Ultimately all we can be certain of is right here and right now – the first word on the page, the first stitch on the hook, the first splash of colour on the canvas, the first note in our throat, the first cast of the line. Nothing else matters. Letting go of expectations of a finished product and focussing on this one and only moment of creation is liberating. Letting go can also open our eyes and our minds to noticing what might be going on beyond us.
‘Mistakes’ can bring gifts. Take this image, for instance.
I was struggling with my inexperience (and quite frankly my limited artistic ability) while trying to produce a lino-print. It wasn’t going well. I’m just not good enough! I could see that my exasperation was stifling my connection to the inner child that simply exists to see what happens if I do this…or this….or this. I took three breaths and closed my eyes. Opening my eyes again I saw that a strand of my hair, ink laden, had fallen on my page. What looks (to me, anyway!) like a bird on a blossom branch is actually the result of my desperate attempt to remove the hair from the page. A mistake. But a really satisfying and potentially beautiful mistake, complete with my own fingerprint and DNA! Now, I know my little bird will never make it to the hallowed halls of the Royal Academy or local art gallery. But letting go of the pursuit of perfection freed my mind and opened it to the existence of other possibilities.
Impermanence and Authenticity
Wabi-sabi is the Japanese ethos that honours imperfection and, something that often emerges from the acceptance of imperfection – authenticity.
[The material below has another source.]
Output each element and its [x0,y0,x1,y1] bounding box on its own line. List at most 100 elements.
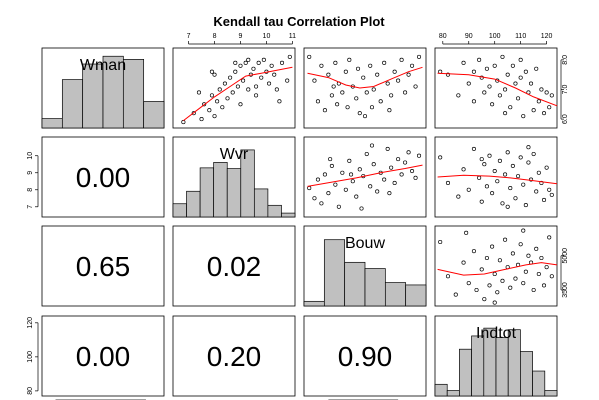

In Wabi-Sabi Simple, Richard Powell states:
Wabi-sabi nurtures all that is authentic by acknowledging three simple realities: nothing lasts, nothing is finished, and nothing is perfect.
The idea that ‘nothing lasts, nothing is finished and nothing is perfect’ does not necessarily mean that we have to abandon crafting our creations, playing with them, rearranging lines, removing words, adding a shadow: making it the best possible creation we can. But it does allow us to sidestep Mr Perfection Parrot on our shoulder – the one that tells us over and over that we are not good enough before we even start, the one that stops us taking that first step into the glorious, amazing and beautifully scary unknown.
Until next time, my friends. Go well.
Take three breaths.
Ask yourself three things:
- Is my fear that this [painting, essay, presentation…] is not going to perfect protecting me from an imagined failure?
- Does striving for perfection ever prevent me from creating something ‘good’, something authentic?
- Have I ever had the experience of something good emerging from a so-called ‘mistake’.
Take another three breaths.
Say to yourself: this one breath, this one [word , brush stroke, line, note, seed…] and make the mark, voice the sound, plant the seed.
One thought on “That Mindful Monday Moment”
Lovely post… The most beautiful vase started out as an ugly lump of clay!